Words from Dic(tionary)

dictionary with letter A

Adverb: (n) a word or phrase that modifies or qualifies an adjective, verb, or other adverb: e.g. gently, quite, then, there

They do more than THAT.

That definition confirms that “adverb” has a really bad agent.

Because adverbs do more than explain or modify–they also put energy and action into words that would just lay there on the paper like somebody spilled ink.

“I went to the game.”

“I went joyously to the game.”

See the difference?

Without adverbs, we start acting like we’re old people. Yes, adverbs are for YOUNG people. They put some oom-pah into the polka band. They put more cowbell into the rock song.
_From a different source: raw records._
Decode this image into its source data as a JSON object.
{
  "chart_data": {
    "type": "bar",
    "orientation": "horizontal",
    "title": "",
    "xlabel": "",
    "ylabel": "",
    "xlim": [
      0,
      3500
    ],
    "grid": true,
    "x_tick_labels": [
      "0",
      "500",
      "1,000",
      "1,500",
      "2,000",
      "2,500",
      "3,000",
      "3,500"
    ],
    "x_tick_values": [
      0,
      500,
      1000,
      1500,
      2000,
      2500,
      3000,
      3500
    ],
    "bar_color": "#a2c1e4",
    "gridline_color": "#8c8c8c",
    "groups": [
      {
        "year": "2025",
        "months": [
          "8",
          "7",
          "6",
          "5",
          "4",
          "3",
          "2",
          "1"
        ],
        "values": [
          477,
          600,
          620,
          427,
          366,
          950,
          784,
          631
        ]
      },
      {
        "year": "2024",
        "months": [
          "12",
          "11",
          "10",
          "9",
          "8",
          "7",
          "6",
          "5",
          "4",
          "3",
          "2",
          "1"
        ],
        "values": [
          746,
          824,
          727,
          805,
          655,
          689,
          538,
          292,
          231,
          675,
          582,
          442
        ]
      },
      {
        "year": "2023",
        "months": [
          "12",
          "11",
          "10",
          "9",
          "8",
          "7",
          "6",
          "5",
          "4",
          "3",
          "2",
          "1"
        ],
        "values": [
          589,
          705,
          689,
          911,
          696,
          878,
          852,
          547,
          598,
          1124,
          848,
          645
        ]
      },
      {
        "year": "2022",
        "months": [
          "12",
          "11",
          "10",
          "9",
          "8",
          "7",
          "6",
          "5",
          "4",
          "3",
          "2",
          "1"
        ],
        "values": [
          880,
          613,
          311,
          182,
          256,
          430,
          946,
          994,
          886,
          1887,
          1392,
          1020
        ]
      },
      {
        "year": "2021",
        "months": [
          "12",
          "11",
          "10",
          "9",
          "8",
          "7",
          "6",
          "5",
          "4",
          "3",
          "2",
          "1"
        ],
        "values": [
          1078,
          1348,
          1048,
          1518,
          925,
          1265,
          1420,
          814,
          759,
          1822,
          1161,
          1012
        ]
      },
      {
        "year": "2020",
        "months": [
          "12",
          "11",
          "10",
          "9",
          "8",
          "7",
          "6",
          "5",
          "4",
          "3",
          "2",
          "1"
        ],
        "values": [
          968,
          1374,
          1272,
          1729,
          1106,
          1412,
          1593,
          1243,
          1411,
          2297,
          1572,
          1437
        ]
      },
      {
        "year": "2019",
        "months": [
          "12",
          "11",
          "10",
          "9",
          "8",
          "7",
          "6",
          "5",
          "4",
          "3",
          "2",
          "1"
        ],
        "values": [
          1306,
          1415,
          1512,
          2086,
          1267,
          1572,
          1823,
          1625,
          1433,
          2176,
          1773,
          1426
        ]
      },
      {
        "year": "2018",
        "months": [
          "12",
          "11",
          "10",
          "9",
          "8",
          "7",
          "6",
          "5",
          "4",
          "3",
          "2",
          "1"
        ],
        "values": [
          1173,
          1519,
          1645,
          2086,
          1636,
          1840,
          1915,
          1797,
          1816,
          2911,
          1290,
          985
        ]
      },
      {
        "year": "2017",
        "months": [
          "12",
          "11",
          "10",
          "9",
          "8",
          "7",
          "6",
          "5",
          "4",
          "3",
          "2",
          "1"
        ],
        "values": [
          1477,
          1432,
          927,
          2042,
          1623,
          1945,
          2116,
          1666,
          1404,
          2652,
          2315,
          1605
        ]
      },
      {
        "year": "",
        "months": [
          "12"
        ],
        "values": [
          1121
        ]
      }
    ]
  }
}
They even bring in the tympani twenty measures too soon because they’re so doggone excited about getting the drums in there.

  • Adverbs tell us that we’re writing instead of just reporting.
  • Adverbs tell us that things are done vigorously instead of just done.
  • Adverbs follow a verbal explanation with a visual punctuation.

They make us believe that human life was meant to be lived out loud and excited instead of droned or whispered in embarrassment.

As you can tell, I like¬†adverbs. I even like unusual adverbs, such as “swimmingly.” (Granted, it shouldn’t be used very often and certainly never as a pun, to describe a Red Cross Lifeguard class.) But at the right moment, it’s tremendous, like all adverbs.

So stop looking at them as danglers.

And please, do the English language a favor and recognize them … as the enhancers they were intended to be.